Em consequência disso, o partido da Democracia Cristã tem como primeiro desafio de sua organização a assimilação dos dirigentes da ação católica nos seus quadros. Nesse sentido inicia um intenso trabalho de recrutamento de filiados para poder preencher os cargos em nível local e nacional. Nesse momento inicia o processo de desvencilhamento da tutela eclesiástica, pois precisa expandir-se além do seu raio de ação. É consenso se afirmar que o sucesso do primeiro período da Democracia Cristã se deveu á organização da ação católica atraída para o partido. Mas a Democracia Cristã não para aí, passando a partir de então a andar com autonomia, aceitando criticamente o apoio dos meios católicos. Isto por que De Gasperi, tinha consciência que um partido de uma religião, seria um contra senso. Poderíamos nos perguntar: como foi possível que de uma doutrina religiosa adviesse uma proposta política que conseguiu sublimar a opinião pública e imantou os interesses nacionais? Ocorreu aquilo que John Rawls denominou de “concepção política de bem”. Conforme o autor, uma concepção de bem em política é diferente de uma concepção religiosa ou filosófica. Esta última é abrangente, isto é, absoluta. A política é específica, isto é, é para aquele objeto concreto, de modo que, ao aceitar uma determinada ideia de bem em política não é necessário aceitar esta ou aquela religião. Com isso ela se torna razoável e não matéria de fé ou sentimento. É isto precisamente o que caracteriza um regime democrático. Caso fosse a concepção de bem absoluta, certamente cairíamos no totalitarismo, fundamentalismo ou outro regime, mas nunca o democrático. Uma proposta de bem político democrático pode ser aceito por toda sociedade, composta de cidadãos livres e iguais, pois que não pressupõe uma doutrina abrangente.

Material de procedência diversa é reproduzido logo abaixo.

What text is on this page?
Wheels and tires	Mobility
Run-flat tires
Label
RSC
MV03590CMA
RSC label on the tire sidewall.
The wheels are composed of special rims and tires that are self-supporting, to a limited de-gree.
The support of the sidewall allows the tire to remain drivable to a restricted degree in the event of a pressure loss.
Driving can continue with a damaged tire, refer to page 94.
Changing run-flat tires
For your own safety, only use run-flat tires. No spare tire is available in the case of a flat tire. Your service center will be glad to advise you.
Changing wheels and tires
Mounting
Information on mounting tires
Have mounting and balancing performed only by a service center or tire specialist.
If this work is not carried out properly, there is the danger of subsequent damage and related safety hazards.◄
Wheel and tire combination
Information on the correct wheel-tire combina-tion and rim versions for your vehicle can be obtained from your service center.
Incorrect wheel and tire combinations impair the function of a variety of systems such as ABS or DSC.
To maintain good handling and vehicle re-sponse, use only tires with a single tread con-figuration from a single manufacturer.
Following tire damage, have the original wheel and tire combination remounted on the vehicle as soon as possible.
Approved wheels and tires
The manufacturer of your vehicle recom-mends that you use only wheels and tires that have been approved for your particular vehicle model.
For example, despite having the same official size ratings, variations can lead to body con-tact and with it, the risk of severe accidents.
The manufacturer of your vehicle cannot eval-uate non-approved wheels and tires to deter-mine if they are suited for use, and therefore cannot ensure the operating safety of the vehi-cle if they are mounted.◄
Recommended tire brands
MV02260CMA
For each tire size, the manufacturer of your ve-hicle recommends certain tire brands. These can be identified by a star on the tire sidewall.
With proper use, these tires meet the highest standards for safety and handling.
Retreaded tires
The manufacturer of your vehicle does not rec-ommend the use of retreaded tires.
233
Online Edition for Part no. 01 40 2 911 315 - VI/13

Com efeito, foi o que ocorreu com a Democracia Cristã a partir da concepção da lavra de De Gasperi. Ele, paulatinamente, passou a atuar politicamente de forma autônoma em relação à hierarquia eclesiástica. Estabeleceram-se metas e programas fora do manto da Igreja. Eram metas de uma sociedade civil, como a inserção da Itália na comunidade europeia, ou a industrialização. De Gasperi quando organizava a economia no sentido de o Estado fazer o papel de regulador criando uma estrutura para o processo econômico capitalista, fazendo conviver prosperidade e liberdade,  não tinha em mente uma determinada religião, mas um interesse que atingia a comunidade civil. Nisso, parece, que consistiu a possibilidade de êxito da Democracia Cristã na Itália e nos demais países europeus que a adotaram, como foi o caso da Alemanha e outros países.